This is an article that describes how far we have come since the mid-2000s in terms of legitimizing technology. And it has happened in spite of ourselves.
One of the things that thwarted the growth of Craigslist, and delayed the ultimate destruction of a major source of income for newspapers, was the backlash generated against forging romantic or closely social associations through ads placed on the website. Whether it was for real, deep romance or superficial encounters, Craigslist was once a huge source of traffic and opportunity for people to hook up with. This complimented busy people or those who wanted to use pictures (Facebook? Absolutely) to make their value judgments. This was all well and good until--what, exactly?
The "scary" or "terrifying" online story of how someone was robbed/killed/abused/abandoned/left for dead by a motorcycle gang member, of course. That myth-inspiring, Snopes-ready trope that was guaranteed to STOP online dating in its tracks and force people to find bars where they could go and meet people.

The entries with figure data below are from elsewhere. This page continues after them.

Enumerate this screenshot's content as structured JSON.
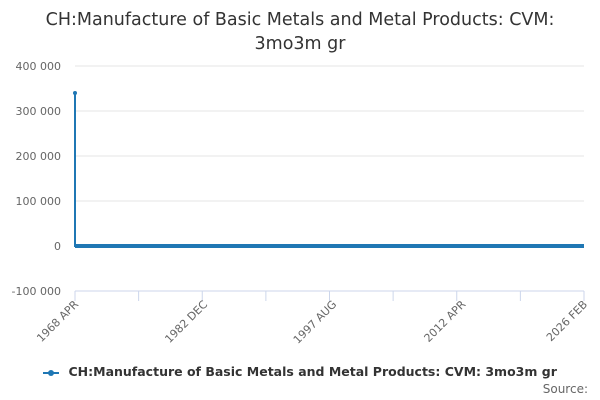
{
  "chart_data": {
    "type": "line",
    "title_lines": [
      "CH:Manufacture of Basic Metals and Metal Products: CVM:",
      "3mo3m gr"
    ],
    "y_ticks": [
      "400 000",
      "300 000",
      "200 000",
      "100 000",
      "0",
      "-100 000"
    ],
    "y_tick_values": [
      400000,
      300000,
      200000,
      100000,
      0,
      -100000
    ],
    "ylim": [
      -100000,
      400000
    ],
    "x_tick_labels": [
      "1968 APR",
      "1982 DEC",
      "1997 AUG",
      "2012 APR",
      "2026 FEB"
    ],
    "x_tick_values": [
      1968.25,
      1982.917,
      1997.583,
      2012.25,
      2026.083
    ],
    "xlim": [
      1968.25,
      2026.083
    ],
    "grid": "horizontal",
    "legend_position": "bottom-center",
    "series": [
      {
        "name": "CH:Manufacture of Basic Metals and Metal Products: CVM: 3mo3m gr",
        "color": "#1f77b4",
        "x_start": 1968.25,
        "x_end": 2026.083,
        "values": [
          340000,
          0
        ]
      }
    ],
    "source_label": "Source:"
  }
}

Your source for these stories? Newspapers, naturally, especially ones that accepted advertising from self-defense schools, bars, restaurants, and from people who could sell you mace or oversized dogs. They had a vested interest in making it appear that places like Craigslist were online hotbeds of illicit behavior, all of it naughty and slightly unethical, and that death was right around the corner for anyone who tried to buy an overstuffed couch from a guy with an E-mail address of Slaughter_Bunny189@yahoo.com and a shady cell phone. (Slaughter_Bunny189@yahoo.com is a cool dude, don't bug him, bro.)
It didn't work. People accepted technology, waited for it to upgrade itself and make itself reasonably safe to use, and then they added it to their daily routines. They adopted it after the initial dry run. They are now meeting people online and enjoying the results. I'm sorry if your business model didn't figure on losing customers to online dating, but there it is.